Le juge ne va pas arbitrer une querelle esthétique. Il va regarder si l’autre parent respecte encore le principe de coparentalité.

VIII. Ce que le juge regardera vraiment

Les questions décisives seront souvent les suivantes:

  • quel âge a l’enfant ?
  • a-t-il exprimé un souhait, et avec quel degré de maturité ?
  • le parent demandeur avait-il déjà refusé ?
  • l’acte touche-t-il au corps, à l’image ou à un marqueur identitaire ?
  • l’incident est-il isolé ou répété ?
  • le passage en force s’inscrit-il dans d’autres décisions prises seul ?

Le juge pourra aussi tenir compte de l’aptitude de chacun des parents à respecter les droits de l’autre, au sens de l’article 373-2-11 du code civil.4

Conclusion pratique

Si l’autre parent a percé les oreilles de l’enfant, imposé une coupe radicale ou changé son apparence sans vous consulter, il faut traiter l’affaire comme un dossier d’autorité parentale, pas comme une simple contrariété relationnelle.

La bonne méthode est séquencée:

  1. documenter immédiatement;
  2. écrire sobrement;
  3. vérifier le titre existant;
  4. sécuriser la santé de l’enfant s’il y a un risque concret;
  5. puis saisir le JAF si l’acte dépasse le simple quotidien ou révèle un vrai passage en force.

Dans ce type de contentieux, la question utile n’est pas « qui avait le week-end ? » La question utile est « un parent a-t-il utilisé son temps pour imposer seul une décision touchant au corps, à l’image ou à l’identité de l’enfant ? »

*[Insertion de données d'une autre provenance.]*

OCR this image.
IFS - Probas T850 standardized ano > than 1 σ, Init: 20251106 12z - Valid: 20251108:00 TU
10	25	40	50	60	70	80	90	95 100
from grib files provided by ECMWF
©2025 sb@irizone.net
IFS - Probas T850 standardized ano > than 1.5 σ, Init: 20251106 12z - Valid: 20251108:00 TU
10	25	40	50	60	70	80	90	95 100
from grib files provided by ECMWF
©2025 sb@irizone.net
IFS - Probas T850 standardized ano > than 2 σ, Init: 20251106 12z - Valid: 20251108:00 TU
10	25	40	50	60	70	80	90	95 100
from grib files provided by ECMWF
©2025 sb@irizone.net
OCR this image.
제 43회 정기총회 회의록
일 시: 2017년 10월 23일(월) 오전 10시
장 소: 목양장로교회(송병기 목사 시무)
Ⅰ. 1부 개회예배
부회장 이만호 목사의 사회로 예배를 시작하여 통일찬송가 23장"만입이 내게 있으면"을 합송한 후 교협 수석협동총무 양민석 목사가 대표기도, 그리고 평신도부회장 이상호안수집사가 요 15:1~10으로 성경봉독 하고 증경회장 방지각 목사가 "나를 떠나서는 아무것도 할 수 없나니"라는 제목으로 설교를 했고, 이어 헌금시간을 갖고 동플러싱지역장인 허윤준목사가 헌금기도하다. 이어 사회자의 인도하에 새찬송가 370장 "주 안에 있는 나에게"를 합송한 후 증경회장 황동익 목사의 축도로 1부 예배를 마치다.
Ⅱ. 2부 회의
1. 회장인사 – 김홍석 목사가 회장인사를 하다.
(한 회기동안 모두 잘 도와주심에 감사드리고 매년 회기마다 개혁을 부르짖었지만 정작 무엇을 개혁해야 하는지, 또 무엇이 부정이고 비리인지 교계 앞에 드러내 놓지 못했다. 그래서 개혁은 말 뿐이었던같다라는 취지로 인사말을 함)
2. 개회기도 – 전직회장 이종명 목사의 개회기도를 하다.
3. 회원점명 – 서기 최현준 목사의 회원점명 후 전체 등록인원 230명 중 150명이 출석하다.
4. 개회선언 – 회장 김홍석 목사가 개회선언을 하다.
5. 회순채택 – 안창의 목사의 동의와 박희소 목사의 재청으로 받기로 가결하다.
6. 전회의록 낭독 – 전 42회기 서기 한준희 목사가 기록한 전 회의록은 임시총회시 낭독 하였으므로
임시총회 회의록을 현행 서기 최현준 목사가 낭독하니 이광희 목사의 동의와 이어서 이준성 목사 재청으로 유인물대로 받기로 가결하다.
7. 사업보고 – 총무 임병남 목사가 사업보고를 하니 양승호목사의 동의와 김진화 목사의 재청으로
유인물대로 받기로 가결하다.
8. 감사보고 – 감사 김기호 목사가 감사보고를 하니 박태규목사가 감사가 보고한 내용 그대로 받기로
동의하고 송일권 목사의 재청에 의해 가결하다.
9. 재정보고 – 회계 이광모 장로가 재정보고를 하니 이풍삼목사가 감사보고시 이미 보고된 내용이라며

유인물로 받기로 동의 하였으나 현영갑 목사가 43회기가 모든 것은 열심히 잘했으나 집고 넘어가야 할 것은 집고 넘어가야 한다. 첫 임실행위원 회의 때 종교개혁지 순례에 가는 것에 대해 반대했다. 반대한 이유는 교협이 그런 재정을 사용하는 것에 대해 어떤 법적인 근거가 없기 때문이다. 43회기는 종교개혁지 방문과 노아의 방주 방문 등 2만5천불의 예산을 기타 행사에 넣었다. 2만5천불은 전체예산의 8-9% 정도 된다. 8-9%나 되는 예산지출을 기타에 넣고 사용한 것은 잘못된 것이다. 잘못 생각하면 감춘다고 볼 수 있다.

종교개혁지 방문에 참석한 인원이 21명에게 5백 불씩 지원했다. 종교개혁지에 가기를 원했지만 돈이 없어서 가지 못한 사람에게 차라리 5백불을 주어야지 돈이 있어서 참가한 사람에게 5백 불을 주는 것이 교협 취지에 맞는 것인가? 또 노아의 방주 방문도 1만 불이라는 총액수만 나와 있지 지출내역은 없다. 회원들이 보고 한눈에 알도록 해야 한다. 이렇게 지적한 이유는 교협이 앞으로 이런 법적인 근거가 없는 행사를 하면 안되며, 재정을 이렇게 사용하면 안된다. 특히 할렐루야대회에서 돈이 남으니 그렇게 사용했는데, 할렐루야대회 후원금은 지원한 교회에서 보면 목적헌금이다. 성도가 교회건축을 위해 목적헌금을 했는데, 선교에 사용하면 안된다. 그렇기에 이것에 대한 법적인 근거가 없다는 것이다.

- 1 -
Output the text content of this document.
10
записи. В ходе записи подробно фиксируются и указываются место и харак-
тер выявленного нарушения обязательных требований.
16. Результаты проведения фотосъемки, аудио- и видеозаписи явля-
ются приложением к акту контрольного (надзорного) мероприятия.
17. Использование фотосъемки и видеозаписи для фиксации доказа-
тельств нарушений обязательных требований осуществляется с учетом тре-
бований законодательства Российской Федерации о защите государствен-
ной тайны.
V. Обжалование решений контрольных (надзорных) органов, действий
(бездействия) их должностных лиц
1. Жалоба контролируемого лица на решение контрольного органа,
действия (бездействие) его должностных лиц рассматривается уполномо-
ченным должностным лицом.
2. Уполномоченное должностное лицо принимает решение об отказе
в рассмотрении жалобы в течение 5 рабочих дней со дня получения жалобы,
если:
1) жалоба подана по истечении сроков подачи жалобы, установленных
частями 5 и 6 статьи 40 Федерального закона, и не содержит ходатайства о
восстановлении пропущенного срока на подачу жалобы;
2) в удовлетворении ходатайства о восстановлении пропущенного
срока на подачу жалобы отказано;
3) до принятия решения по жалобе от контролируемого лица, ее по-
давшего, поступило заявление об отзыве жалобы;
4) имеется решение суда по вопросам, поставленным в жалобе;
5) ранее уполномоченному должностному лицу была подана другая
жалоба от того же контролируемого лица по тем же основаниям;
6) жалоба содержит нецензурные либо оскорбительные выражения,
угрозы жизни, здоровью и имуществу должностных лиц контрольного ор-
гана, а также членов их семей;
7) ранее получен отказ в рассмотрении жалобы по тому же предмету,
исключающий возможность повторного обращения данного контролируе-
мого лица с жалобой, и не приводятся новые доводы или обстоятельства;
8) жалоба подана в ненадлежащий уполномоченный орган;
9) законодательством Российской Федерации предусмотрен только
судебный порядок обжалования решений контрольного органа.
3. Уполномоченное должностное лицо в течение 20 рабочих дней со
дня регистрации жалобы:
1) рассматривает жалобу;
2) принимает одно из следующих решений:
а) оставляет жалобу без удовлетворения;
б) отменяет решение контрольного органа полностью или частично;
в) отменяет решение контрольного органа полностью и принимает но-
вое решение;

Pour structurer ce dossier, il faut le raccrocher à l’autorité parentale, à la résidence de l’enfant et plus largement au droit de la famille.


Notes et sources


  1. FindLaw, IN RE: a Custody Proceeding Under Article 6 of the Family Court Act Doyle ZZ. (2026), résultat publié en mars 2026 mentionnant un ordre interdisant de couper les cheveux de l’enfant sans consentement écrit de l’autre parent : https://caselaw.findlaw.com/court/fam-crt-new-yor-tom-cou/118244430.html 

  2. Attorney-General’s Department (Australie), Children and family law : https://www.ag.gov.au/families-and-marriage/families/children-and-family-law 

  3. Family Law Act 1975 (Australie), compilation en vigueur au 10 juin 2025, distinction entre major long-term issues et décisions ordinaires du temps parental : https://www.legislation.gov.au/C2004A00275/2025-06-10/2025-06-10/text/original/epub/OEBPS/document_1/document_1.html 

  4. Code civil, art. 373-2-11. Lien officiel Legifrance : https://www.legifrance.gouv.fr/codes/article_lc/LEGIARTI000022469784 

  5. Code civil, art. 371-1. Lien officiel Legifrance : https://www.legifrance.gouv.fr/codes/article_lc/LEGIARTI000049164413 

  6. Code civil, art. 372. Lien officiel Legifrance : https://www.legifrance.gouv.fr/codes/article_lc/LEGIARTI000043895534 

  7. Code civil, art. 373-2. Lien officiel Legifrance : https://www.legifrance.gouv.fr/codes/article_lc/LEGIARTI000049294125 

  8. Code civil, art. 372-2. Lien officiel Legifrance : https://www.legifrance.gouv.fr/codes/article_lc/LEGIARTI000006426536 

  9. Code civil, art. 372-1. Lien officiel Legifrance : https://www.legifrance.gouv.fr/codes/article_lc/LEGIARTI000049164419 

  10. Code civil, art. 16-1. Lien officiel Legifrance : https://www.legifrance.gouv.fr/codes/article_lc/LEGIARTI000006419293 

  11. Code civil, art. 373-2-6. Lien officiel Legifrance : https://www.legifrance.gouv.fr/codes/article_lc/LEGIARTI000049164431 

Source : Cour de cassation – Base Open Data « Judilibre » & « Légifrance ».